KEEPING A PRAYER JOURNAL IS AS EASY AS ONE— TWO— THREE
Have you ever started a prayer when suddenly you discover that your mind has wandered to your to-do list, or worst yet, you actually dozed off?
That was me several years ago (it still happens occasionally too!). I remember specifically asking the Lord, “Please help me stay focused as I pray.” And that’s how my prayer journal began. Over the years, my prayer journal has evolved several times. I’ve tried different methods and have landed on what works for me.
I hope the three methods below will serve to help you become more purposeful in your daily prayer time.
1. Write In A Blank Prayer Journal
You can purchase a blank journal at most retail stores. I have even used a school composition notebook. Here are a few ways I have used my journal:
Step One: Record Daily Prayer Focus On Inside Front Cover
When I first get my brand new prayer journal, I open the front cover and write out the names of people that I pray for daily. It’s usually about 15 people.
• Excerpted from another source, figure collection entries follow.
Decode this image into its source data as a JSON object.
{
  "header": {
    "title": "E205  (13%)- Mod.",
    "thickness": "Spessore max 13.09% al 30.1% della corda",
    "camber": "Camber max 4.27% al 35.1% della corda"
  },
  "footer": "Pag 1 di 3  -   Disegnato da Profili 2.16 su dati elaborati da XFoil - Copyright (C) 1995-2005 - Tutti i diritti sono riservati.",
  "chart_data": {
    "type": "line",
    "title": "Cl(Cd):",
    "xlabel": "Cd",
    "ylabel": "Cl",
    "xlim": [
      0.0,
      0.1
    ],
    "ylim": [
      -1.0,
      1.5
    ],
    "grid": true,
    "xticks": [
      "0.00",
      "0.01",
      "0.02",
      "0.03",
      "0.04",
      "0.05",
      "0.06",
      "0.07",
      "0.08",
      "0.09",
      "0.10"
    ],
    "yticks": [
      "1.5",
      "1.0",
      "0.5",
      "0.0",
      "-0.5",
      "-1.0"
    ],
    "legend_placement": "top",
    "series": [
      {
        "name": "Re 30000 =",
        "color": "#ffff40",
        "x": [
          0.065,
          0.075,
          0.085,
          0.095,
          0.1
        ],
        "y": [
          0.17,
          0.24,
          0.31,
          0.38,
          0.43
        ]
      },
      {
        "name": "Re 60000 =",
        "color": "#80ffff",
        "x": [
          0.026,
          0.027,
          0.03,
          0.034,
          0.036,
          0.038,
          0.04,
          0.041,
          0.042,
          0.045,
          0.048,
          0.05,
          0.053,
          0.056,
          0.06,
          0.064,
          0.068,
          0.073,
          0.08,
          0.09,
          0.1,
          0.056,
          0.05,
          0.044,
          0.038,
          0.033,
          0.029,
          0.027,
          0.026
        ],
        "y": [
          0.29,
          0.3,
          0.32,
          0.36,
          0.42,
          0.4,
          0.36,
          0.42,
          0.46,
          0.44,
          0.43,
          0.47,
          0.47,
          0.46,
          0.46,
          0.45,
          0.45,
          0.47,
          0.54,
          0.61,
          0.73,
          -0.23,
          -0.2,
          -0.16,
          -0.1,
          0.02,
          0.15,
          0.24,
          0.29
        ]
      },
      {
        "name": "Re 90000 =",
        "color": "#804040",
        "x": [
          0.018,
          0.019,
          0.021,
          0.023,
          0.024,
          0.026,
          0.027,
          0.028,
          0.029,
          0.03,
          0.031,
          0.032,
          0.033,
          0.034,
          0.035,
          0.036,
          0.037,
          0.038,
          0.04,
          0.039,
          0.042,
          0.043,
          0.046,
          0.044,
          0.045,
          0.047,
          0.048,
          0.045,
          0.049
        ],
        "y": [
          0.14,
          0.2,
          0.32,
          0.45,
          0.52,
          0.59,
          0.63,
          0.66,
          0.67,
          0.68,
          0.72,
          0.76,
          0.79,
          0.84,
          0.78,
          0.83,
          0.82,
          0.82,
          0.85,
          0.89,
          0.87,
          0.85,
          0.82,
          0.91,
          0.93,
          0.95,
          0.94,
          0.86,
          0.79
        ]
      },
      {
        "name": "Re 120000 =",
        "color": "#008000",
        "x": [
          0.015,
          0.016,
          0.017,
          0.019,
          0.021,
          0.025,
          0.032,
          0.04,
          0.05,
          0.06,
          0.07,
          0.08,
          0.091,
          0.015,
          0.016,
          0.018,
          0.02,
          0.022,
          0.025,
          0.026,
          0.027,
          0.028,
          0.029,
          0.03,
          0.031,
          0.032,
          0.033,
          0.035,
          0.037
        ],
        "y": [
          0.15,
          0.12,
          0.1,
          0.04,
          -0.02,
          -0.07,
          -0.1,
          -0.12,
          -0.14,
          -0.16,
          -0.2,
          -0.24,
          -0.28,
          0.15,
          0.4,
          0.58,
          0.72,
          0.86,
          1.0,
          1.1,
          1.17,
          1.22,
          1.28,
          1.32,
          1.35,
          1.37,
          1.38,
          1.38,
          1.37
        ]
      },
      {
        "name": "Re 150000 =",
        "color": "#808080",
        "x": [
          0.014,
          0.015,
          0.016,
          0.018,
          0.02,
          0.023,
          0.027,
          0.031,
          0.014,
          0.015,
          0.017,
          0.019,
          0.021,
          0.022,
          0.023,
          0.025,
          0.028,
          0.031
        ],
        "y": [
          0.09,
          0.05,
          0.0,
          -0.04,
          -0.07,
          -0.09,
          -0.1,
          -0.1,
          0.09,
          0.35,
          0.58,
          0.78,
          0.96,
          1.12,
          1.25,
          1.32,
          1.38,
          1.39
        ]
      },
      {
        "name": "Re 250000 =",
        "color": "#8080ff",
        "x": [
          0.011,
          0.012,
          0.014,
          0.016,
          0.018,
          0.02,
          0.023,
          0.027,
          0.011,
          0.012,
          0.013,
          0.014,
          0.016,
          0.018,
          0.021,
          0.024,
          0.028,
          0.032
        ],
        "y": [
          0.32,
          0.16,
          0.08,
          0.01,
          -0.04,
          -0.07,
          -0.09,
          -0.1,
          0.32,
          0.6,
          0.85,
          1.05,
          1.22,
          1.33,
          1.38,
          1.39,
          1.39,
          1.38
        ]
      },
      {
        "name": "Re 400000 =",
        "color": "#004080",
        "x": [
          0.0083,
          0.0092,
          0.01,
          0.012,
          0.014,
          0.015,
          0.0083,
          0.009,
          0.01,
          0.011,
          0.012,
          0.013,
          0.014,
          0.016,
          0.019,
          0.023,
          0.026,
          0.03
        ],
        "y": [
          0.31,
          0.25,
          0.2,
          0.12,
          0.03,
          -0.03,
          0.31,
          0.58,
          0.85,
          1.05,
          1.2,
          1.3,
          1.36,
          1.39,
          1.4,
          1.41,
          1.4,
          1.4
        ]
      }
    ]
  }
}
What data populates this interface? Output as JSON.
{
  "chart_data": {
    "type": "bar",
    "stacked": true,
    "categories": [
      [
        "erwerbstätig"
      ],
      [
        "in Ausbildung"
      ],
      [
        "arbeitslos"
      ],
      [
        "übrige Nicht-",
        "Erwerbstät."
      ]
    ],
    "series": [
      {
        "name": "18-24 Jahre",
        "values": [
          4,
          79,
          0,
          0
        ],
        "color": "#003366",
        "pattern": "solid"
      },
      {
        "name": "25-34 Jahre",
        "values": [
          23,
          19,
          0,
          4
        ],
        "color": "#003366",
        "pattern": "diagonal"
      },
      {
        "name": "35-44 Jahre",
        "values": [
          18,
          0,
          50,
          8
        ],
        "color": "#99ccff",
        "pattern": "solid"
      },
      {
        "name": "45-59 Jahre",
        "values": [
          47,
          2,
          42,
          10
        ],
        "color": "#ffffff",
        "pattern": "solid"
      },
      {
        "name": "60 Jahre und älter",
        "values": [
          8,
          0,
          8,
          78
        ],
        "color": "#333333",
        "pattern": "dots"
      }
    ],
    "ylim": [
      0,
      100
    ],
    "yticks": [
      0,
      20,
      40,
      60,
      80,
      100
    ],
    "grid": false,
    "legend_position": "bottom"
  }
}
I got this idea from a book written by my Pastor. http://www.amazon.com/The-World-Smaller-Than-Think/dp/0984036407
Then I write out the days of the week. Beside each day, I write a “prayer focus.”
Here’s an example of what I write on the inside front cover:
Daily People to pray for: Scott, Kevin and Michelle, Chad and Katie, Charity and Matt, Wendy, Sue, Krystal, Kym, small group …
Daily Prayer Focus:
Sunday—Leadership: World leaders, country, state, city, my local church, and household.
Monday— Immediate family
Friday—Neighbors and the lost
Step Two: The Lord’s Prayer Model
Each daily prayer written in the journal is modeled after the Lord’s prayer in Matthew 6:9-13. It looks something like this:
Praise and worship: I praise You, Lord for this new day and for my health.
Asking for God’s will: I ask for Your will with Grandma’s failing health.
Forgiveness: Forgive me for losing my temper with my son yesterday.
Petitions/requests: Guide my husband through his job interview.
Today’s prayer focus: (mentioned above from front cover)
I write short, simple sentences and fill in the rest as I speak with the Lord. I don’t worry about spelling, grammar and punctuation.
Record answered prayers: Thank you, Lord! Scott got the job!
Step Three: Free Writing
Next, I simply jot down what’s on my heart. It could be a poem, song or from time to time, this is where I allow myself to vent about a particular issue that is weighing on me. Here are a few examples from the Psalms to look up: Psalm 64:1, Psalm 22, Psalm 13.
All prayers are written simply and in a conversational style.
2. Use A Binder And Printable
Although I prefer to use a blank journal myself, I found a few great FREE printable options that I think are wonderful. All you need to do is buy a three-ring binder, then print out your choice of printable downloads (or make your own) and record your prayers of course!
3. Use Technology
Get An App
I discovered a free version called Pocket Pro Free Lite. It holds prayers by categories, dates and tracks answered and unanswered prayers. There are several apps available, but I like this one best.
Make A Spreadsheet
This may work well for office executives (or home office) if used as part of a morning quiet time routine.
Use Your Phone Reminders
I set my phone alarm to go off at certain times during the day to remind me to stop and pray. I also utilize the calendar to remind me to pray for someone who’s having surgery, or a test, etc.
Remember that prayer is a conversation with our Heavenly Father. There is no perfect method. Keeping a prayer journal is what I use in the mornings to keep my mind focused, serve as a record, and give me structure and discipline.
My prayer is that you may find a few ideas here to enhance and expand your own daily prayer time. The goal is more prayer.